Norwegian athletes will often joke they are a nation born with skis on, but cross-country skiing and biathlon are popular televised sports and there are more than 10,000 local sports clubs in Norway. In 2018, the proportion of children regularly taking part in winter sports was put at 93%. Importantly, at a young age the focus is on fun. They do not keep scores for games involving small children, but as they get older there is a huge active talent pool to move up to the Olympiatoppen for elite sport training.
“We’re not many people, but we’re a people with passion,” said Mons Røisland after earning silver in the men’s snowboard big air. “There are so many athletes out of Norway and it’s so impressive and inspiring to see what everyone does to be here.”
Norway’s success is not distributed evenly across all Winter Olympics sports. The country leads the all‑time medal table in cross-country skiing, ski jumping and the Nordic combined discipline and 12 of their 14 golds in Beijing have come in those three events plus biathlon. They have never won any medals in bobsleigh, luge or skeleton and have not won gold in figure skating since 1936.
Team GB’s quest for medals started in earnest after a dismal performance in the Summer Olympic Games of 1996 in Atlanta when the team returned home with one gold. Since then, funding has been funnelled towards sports where there is a decent prospect of medals and national lottery money has poured in. That is an alien approach to Norway, whose overall Olympic budget is a tenth of that expended by Great Britain.
In 2018, Morten Aasen, a former Norwegian Olympian, said: “We don’t do skeleton or bobsleigh because that costs too much money. We are a very rich country, but we believe in the socialist way of doing things. That success should be from working hard and being together.”
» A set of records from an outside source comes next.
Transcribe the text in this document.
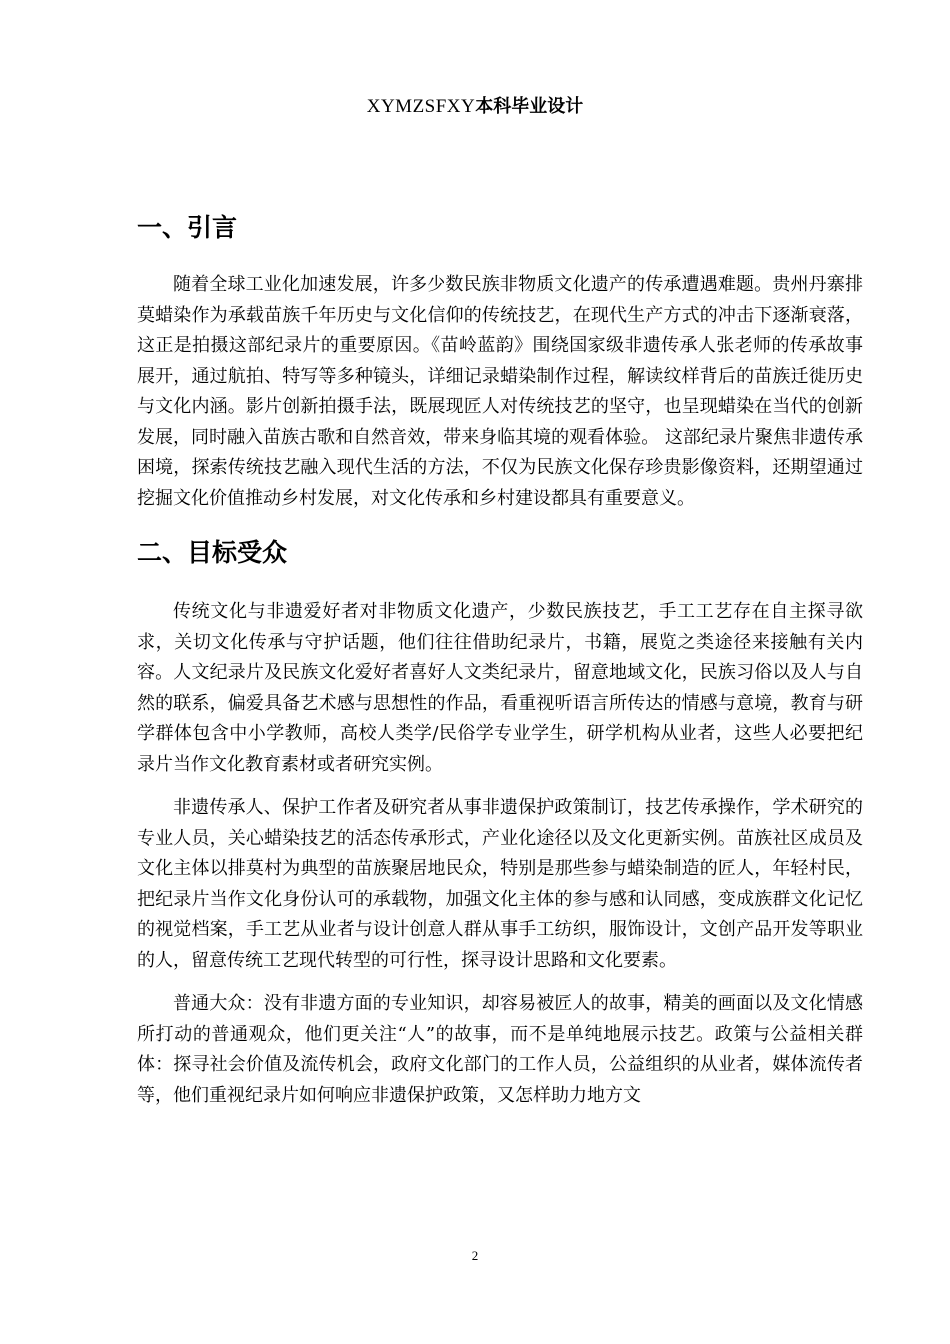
XYMZSFXY本科毕业设计
一、引言

随着全球工业化加速发展，许多少数民族非物质文化遗产的传承遭遇难题。贵州丹寨排莫蜡染作为承载苗族千年历史与文化信仰的传统技艺，在现代生产方式的冲击下逐渐衰落，这正是拍摄这部纪录片的重要原因。《苗岭蓝韵》围绕国家级非遗传承人张老师的传承故事展开，通过航拍、特写等多种镜头，详细记录蜡染制作过程，解读纹样背后的苗族迁徙历史与文化内涵。影片创新拍摄手法，既展现匠人对传统技艺的坚守，也呈现蜡染在当代的创新发展，同时融入苗族古歌和自然音效，带来身临其境的观看体验。 这部纪录片聚焦非遗传承困境，探索传统技艺融入现代生活的方法，不仅为民族文化保存珍贵影像资料，还期望通过挖掘文化价值推动乡村发展，对文化传承和乡村建设都具有重要意义。

二、目标受众

传统文化与非遗爱好者对非物质文化遗产，少数民族技艺，手工工艺存在自主探寻欲求，关切文化传承与守护话题，他们往往借助纪录片，书籍，展览之类途径来接触有关内容。人文纪录片及民族文化爱好者喜好人文类纪录片，留意地域文化，民族习俗以及人与自然的联系，偏爱具备艺术感与思想性的作品，看重视听语言所传达的情感与意境，教育与研学群体包含中小学教师，高校人类学/民俗学专业学生，研学机构从业者，这些人必要把纪录片当作文化教育素材或者研究实例。

非遗传承人、保护工作者及研究者从事非遗保护政策制订，技艺传承操作，学术研究的专业人员，关心蜡染技艺的活态传承形式，产业化途径以及文化更新实例。苗族社区成员及文化主体以排莫村为典型的苗族聚居地民众，特别是那些参与蜡染制造的匠人，年轻村民，把纪录片当作文化身份认可的承载物，加强文化主体的参与感和认同感，变成族群文化记忆的视觉档案，手工艺从业者与设计创意人群从事手工纺织，服饰设计，文创产品开发等职业的人，留意传统工艺现代转型的可行性，探寻设计思路和文化要素。

普通大众：没有非遗方面的专业知识，却容易被匠人的故事，精美的画面以及文化情感所打动的普通观众，他们更关注“人”的故事，而不是单纯地展示技艺。政策与公益相关群体：探寻社会价值及流传机会，政府文化部门的工作人员，公益组织的从业者，媒体流传者等，他们重视纪录片如何响应非遗保护政策，又怎样助力地方文

2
The huge emphasis on camaraderie means the team have little room for ego. This was typified by Johannes Thingnes Bø. He has won three golds and a bronze in biathlon in these Games, with his elder brother sharing podiums with him as he claimed two golds, a silver and a bronze. Yet after a gruelling 10km sprint event at the Zhangjiakou National Biathlon Centre, which the younger Bø led from start to finish, he said: “Some days you just feel like the wax men do half of the work. Today was a day like that.”
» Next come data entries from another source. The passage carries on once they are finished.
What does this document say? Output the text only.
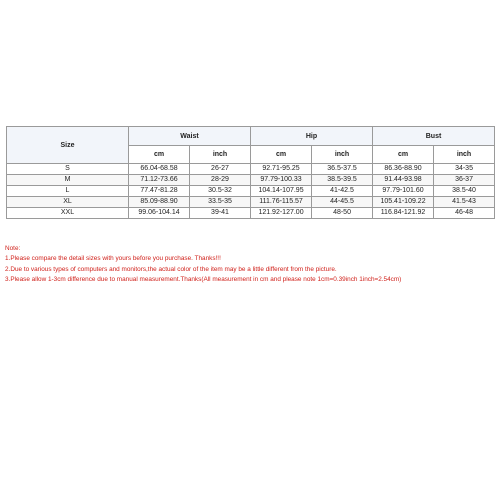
Size	Waist		Hip		Bust	
	cm	inch	cm	inch	cm	inch
S	66.04-68.58	26-27	92.71-95.25	36.5-37.5	86.36-88.90	34-35
M	71.12-73.66	28-29	97.79-100.33	38.5-39.5	91.44-93.98	36-37
L	77.47-81.28	30.5-32	104.14-107.95	41-42.5	97.79-101.60	38.5-40
XL	85.09-88.90	33.5-35	111.76-115.57	44-45.5	105.41-109.22	41.5-43
XXL	99.06-104.14	39-41	121.92-127.00	48-50	116.84-121.92	46-48
Note:
1.Please compare the detail sizes with yours before you purchase. Thanks!!!
2.Due to various types of computers and monitors,the actual color of the item may be a little different from the picture.
3.Please allow 1-3cm difference due to manual measurement.Thanks(All measurement in cm and please note 1cm=0.39inch 1inch=2.54cm)
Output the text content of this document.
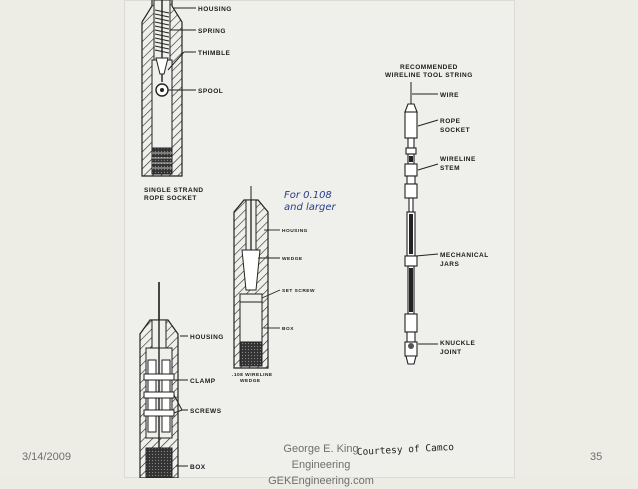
HOUSING
SPRING
THIMBLE
SPOOL
SINGLE STRAND
ROPE SOCKET	For 0.108
and larger
HOUSING
WEDGE
SET SCREW
BOX
.108 WIRELINE
WEDGE
HOUSING
CLAMP
SCREWS
BOX
RECOMMENDED
WIRELINE TOOL STRING
WIRE
ROPE
SOCKET
WIRELINE
STEM
MECHANICAL
JARS
KNUCKLE
JOINT
Courtesy of Camco
3/14/2009
George E. King Engineering
GEKEngineering.com
35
While it might look from afar that Norway are sweeping all before them, there are some rumbles of discontent about this year’s performance. The team have 29 medals, but it will be a stretch for them to reach the record they sent in Pyeongchang in 2018 of 39. In particular, the performance in cross-country has prompted much discussion back home.
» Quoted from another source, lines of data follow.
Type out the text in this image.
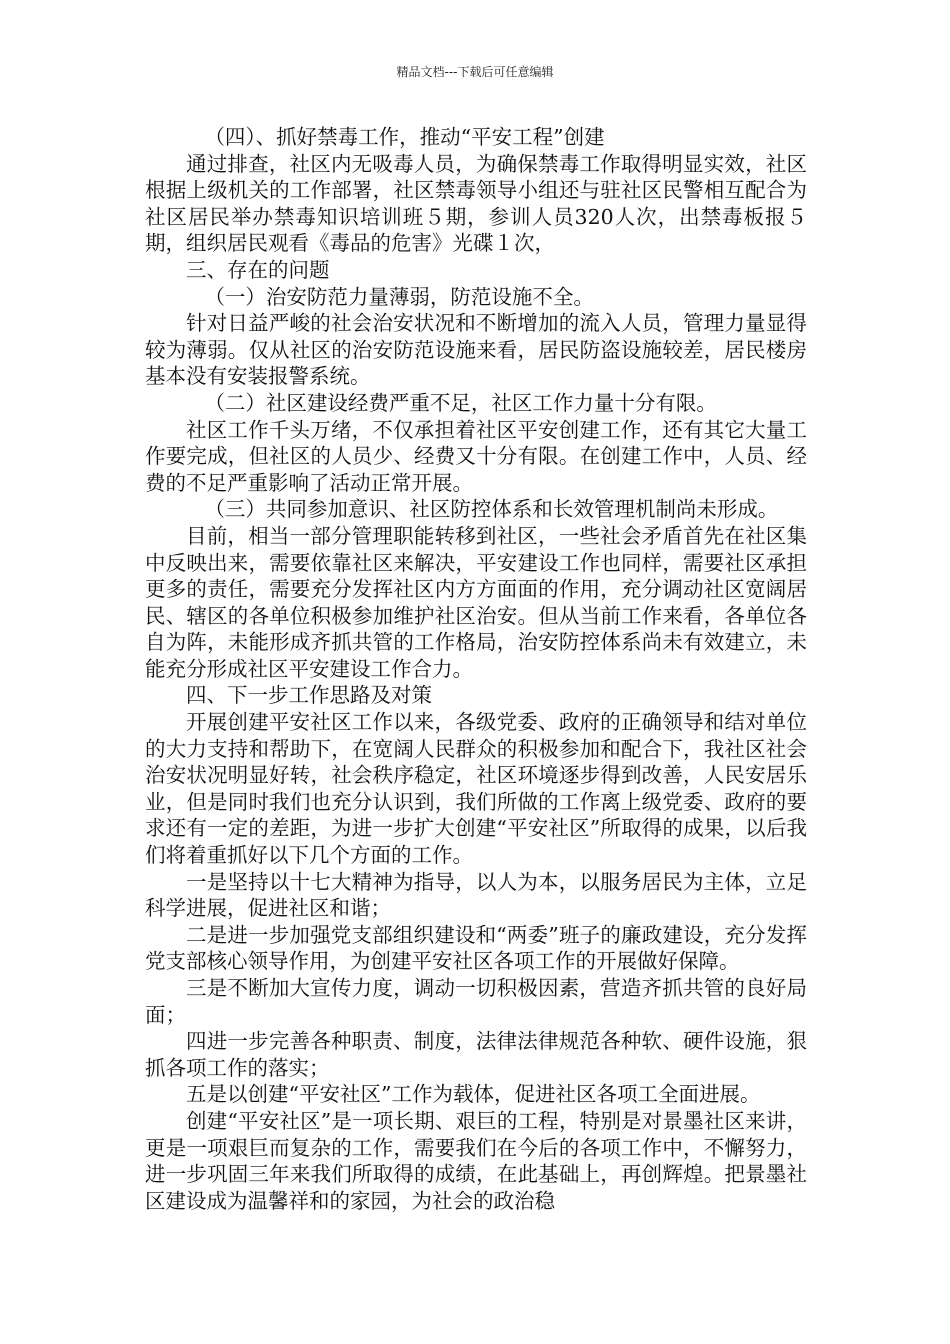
精品文档---下载后可任意编辑

（四）、抓好禁毒工作，推动“平安工程”创建

通过排查，社区内无吸毒人员，为确保禁毒工作取得明显实效，社区根据上级机关的工作部署，社区禁毒领导小组还与驻社区民警相互配合为社区居民举办禁毒知识培训班５期，参训人员320人次，出禁毒板报５期，组织居民观看《毒品的危害》光碟１次，

三、存在的问题

（一）治安防范力量薄弱，防范设施不全。

针对日益严峻的社会治安状况和不断增加的流入人员，管理力量显得较为薄弱。仅从社区的治安防范设施来看，居民防盗设施较差，居民楼房基本没有安装报警系统。

（二）社区建设经费严重不足，社区工作力量十分有限。

社区工作千头万绪，不仅承担着社区平安创建工作，还有其它大量工作要完成，但社区的人员少、经费又十分有限。在创建工作中，人员、经费的不足严重影响了活动正常开展。

（三）共同参加意识、社区防控体系和长效管理机制尚未形成。

目前，相当一部分管理职能转移到社区，一些社会矛盾首先在社区集中反映出来，需要依靠社区来解决，平安建设工作也同样，需要社区承担更多的责任，需要充分发挥社区内方方面面的作用，充分调动社区宽阔居民、辖区的各单位积极参加维护社区治安。但从当前工作来看，各单位各自为阵，未能形成齐抓共管的工作格局，治安防控体系尚未有效建立，未能充分形成社区平安建设工作合力。

四、下一步工作思路及对策

开展创建平安社区工作以来，各级党委、政府的正确领导和结对单位的大力支持和帮助下，在宽阔人民群众的积极参加和配合下，我社区社会治安状况明显好转，社会秩序稳定，社区环境逐步得到改善，人民安居乐业，但是同时我们也充分认识到，我们所做的工作离上级党委、政府的要求还有一定的差距，为进一步扩大创建“平安社区”所取得的成果，以后我们将着重抓好以下几个方面的工作。

一是坚持以十七大精神为指导，以人为本，以服务居民为主体，立足科学进展，促进社区和谐；

二是进一步加强党支部组织建设和“两委”班子的廉政建设，充分发挥党支部核心领导作用，为创建平安社区各项工作的开展做好保障。

三是不断加大宣传力度，调动一切积极因素，营造齐抓共管的良好局面；

四进一步完善各种职责、制度，法律法律规范各种软、硬件设施，狠抓各项工作的落实；

五是以创建“平安社区”工作为载体，促进社区各项工全面进展。

创建“平安社区”是一项长期、艰巨的工程，特别是对景墨社区来讲，更是一项艰巨而复杂的工作，需要我们在今后的各项工作中，不懈努力，进一步巩固三年来我们所取得的成绩，在此基础上，再创辉煌。把景墨社区建设成为温馨祥和的家园，为社会的政治稳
Johannes Høsflot Klæbo finished a distant 40th in the men’s 15km + 15km skiathlon despite going into it as a well-fancied favourite. He said: “In the Norwegian media, for sure, it’s been a lot of discussions about many different things. That is not the best or most positive thing for us.”
Birk Ruud, a member of the freestyle ski team, thinks the answer is much more obvious. When asked about Norway’s exceptional performances in Beijing, he said: “We’re a country with a lot of good genes and we work hard.”
• This article was amended on 18 February 2022 because an earlier version said that Norway “have not won a figure skating gold medal since 1928”. In fact Sonja Henie successfully defended her Olympic title representing Norway in 1932 and in 1936.